- Citizenship: American
- Education: Antioch College, University of Pennsylvania
- Occupation: Museum director
- Employer(s): Institute of Contemporary Art, Los Angeles (ICA LA)
- Organization: Santa Monica Museum of Art
- Spouses: Norman Weiner,; William Longhauser;

= Elsa Longhauser =

American museum director

Elsa Longhauser is the founding executive director of the Institute of Contemporary Art, Los Angeles (ICA LA), California, United States, formerly the Santa Monica Museum of Art (SMMoA), where Longhauser served as director from 2000 until the museum ended operations in Bergamot Station in 2015. From 1983 until 2000, Longhauser served as director of the gallery at the Moore College of Art and Design in Philadelphia, Pennsylvania.

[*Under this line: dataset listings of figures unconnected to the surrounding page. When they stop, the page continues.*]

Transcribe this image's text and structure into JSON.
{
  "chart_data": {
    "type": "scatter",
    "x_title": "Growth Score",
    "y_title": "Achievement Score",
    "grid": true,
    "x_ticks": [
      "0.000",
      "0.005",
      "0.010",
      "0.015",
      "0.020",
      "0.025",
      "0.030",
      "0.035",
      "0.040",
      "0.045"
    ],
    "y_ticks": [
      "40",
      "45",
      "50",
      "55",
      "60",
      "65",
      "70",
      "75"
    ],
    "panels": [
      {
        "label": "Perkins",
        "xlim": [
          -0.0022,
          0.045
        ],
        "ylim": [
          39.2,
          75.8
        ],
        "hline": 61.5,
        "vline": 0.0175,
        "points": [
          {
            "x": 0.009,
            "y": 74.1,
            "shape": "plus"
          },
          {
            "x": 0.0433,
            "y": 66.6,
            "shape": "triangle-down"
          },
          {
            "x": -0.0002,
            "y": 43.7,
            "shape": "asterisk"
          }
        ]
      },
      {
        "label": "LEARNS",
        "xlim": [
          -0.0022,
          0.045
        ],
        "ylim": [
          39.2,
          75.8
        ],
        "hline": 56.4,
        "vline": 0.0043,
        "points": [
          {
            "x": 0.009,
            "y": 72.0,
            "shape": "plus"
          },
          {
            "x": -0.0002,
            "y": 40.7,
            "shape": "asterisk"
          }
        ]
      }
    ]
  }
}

==Early life and education==
Longhauser is from Philadelphia, Pennsylvania. She attended Antioch College as a young woman. She married and had three children before completing her bachelor's degree in art history in 1971, from the University of Pennsylvania.

==Career==
Longhauser was director of several galleries in Philadelphia early in her career. She organized an "important show" of outsider art at the Philadelphia College of Art in 1981. In 1993, Longhauser continued her interest in the genre when she organized a touring show of Terry Fox's work. In 1998, she was guest co-curator with Harald Szeemann at the Museum of American Folk Art for a "major traveling show" of works by self-taught American artists.

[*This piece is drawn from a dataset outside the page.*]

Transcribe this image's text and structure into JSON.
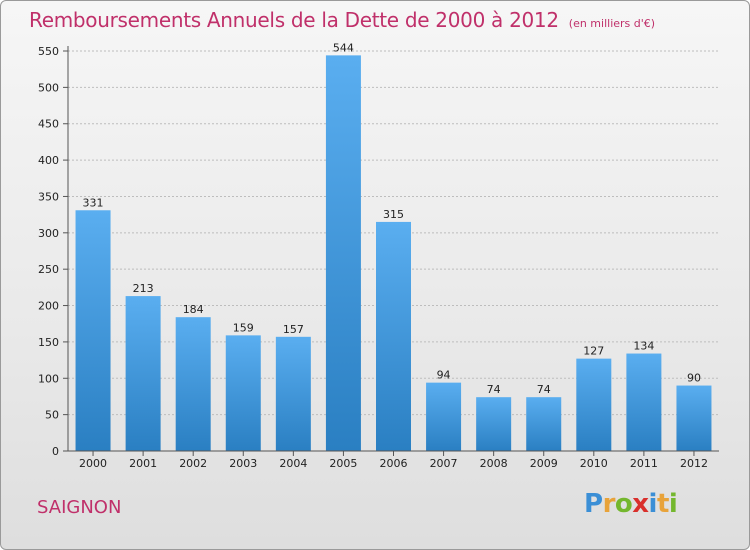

Elsa Longhauser became gallery director at Moore College of Art and Design in 1983; during her tenure there, she was called an "unsung hero of the local cultural scene". In 2000, Longhauser left Philadelphia and became director of the Santa Monica Museum of Art.

Founded in 1984 as the Santa Monica Museum of Art (SMMoA) and reestablished in 2017 with an identity and home in Downtown Los Angeles, ICA LA builds upon a history of bold curatorial vision and innovative programming to illuminate the important untold stories and emerging voices in contemporary art and culture. The museum's 12,700 square-foot renovated industrial building—designed by wHY Architecture under the leadership of Kulapat Yantrasast—features ample space for exhibitions, public programs, retail pop-ups, integrated offices, and special projects.

==Personal life==
Longhauser married Norman B. Weiner, a doctor, as her first husband; he died in 1977. She remarried in 1983, to William Longhauser, a graphic artist and college professor.